When Mary Baker Eddy was twelve, the theological belief of predestination was prevalent in churches in the United States. This Calvinistic belief of "unconditional election" provided that some were "saved" and others were doomed to endless separation from God. This troubled the young Mary, who felt she could not subscribe to such a doctrine. She tells of this experience in her autobiographical work, Retrospection and Introspection. See Ret., pp. 13-15.
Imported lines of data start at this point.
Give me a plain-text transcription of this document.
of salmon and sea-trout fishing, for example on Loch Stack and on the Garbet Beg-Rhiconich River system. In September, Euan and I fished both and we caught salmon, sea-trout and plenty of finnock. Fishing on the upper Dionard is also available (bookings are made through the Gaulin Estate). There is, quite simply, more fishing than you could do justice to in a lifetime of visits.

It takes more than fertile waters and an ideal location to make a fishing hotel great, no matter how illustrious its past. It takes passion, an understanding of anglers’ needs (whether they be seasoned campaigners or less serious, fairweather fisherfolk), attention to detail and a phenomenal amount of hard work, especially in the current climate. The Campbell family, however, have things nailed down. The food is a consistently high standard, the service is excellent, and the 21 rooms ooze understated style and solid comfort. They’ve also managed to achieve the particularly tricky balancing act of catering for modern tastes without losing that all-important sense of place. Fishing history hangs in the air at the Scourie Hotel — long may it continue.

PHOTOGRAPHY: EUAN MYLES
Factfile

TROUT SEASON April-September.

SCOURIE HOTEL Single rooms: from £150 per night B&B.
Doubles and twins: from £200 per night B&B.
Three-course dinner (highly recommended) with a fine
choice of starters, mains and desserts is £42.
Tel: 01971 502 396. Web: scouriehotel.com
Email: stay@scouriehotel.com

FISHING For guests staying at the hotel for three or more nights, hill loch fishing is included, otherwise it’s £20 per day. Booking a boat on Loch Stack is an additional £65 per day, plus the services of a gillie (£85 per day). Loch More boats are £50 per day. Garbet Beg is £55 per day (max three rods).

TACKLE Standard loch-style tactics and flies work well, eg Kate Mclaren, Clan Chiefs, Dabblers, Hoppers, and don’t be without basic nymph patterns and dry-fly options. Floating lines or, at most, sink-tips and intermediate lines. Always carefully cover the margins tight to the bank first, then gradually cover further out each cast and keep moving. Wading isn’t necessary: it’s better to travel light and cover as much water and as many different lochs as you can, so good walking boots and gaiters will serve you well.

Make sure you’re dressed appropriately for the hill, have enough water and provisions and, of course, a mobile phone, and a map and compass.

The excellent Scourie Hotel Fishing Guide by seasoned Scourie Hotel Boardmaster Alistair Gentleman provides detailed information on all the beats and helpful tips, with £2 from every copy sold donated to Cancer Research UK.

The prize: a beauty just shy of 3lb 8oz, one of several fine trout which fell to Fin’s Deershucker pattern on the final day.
She wished to join the church of her parents but did not want to agree to this doctrine. She says, "So perturbed was I by the thoughts aroused by this erroneous doctrine, that the family doctor was summoned, and pronounced me stricken with fever." Her mother urged her to rely on God's love and to go to God in prayer. She did pray and the fever was healed. She says, "The physician marvelled; and the 'horrible decree' of predestination—as John Calvin rightly called his own tenet—forever lost its power over me." Eventually the pastor accepted her into membership— as she says, "my protest along with me."
What a wicked belief—the preordination of some individuals to everlasting happiness and others to endless misery! What we might call "biological Calvinism" is widespread in thought today. Looking to genes as the determiner of a good or evil inheritance can be seen as a modern-day belief in predestination. But God is the only true creator. He gives identity. He outlines His own ideas, giving each one purpose. And He confers good alone. Moreover, God, who is Spirit, creates not material offspring but purely spiritual offspring, who express His nature.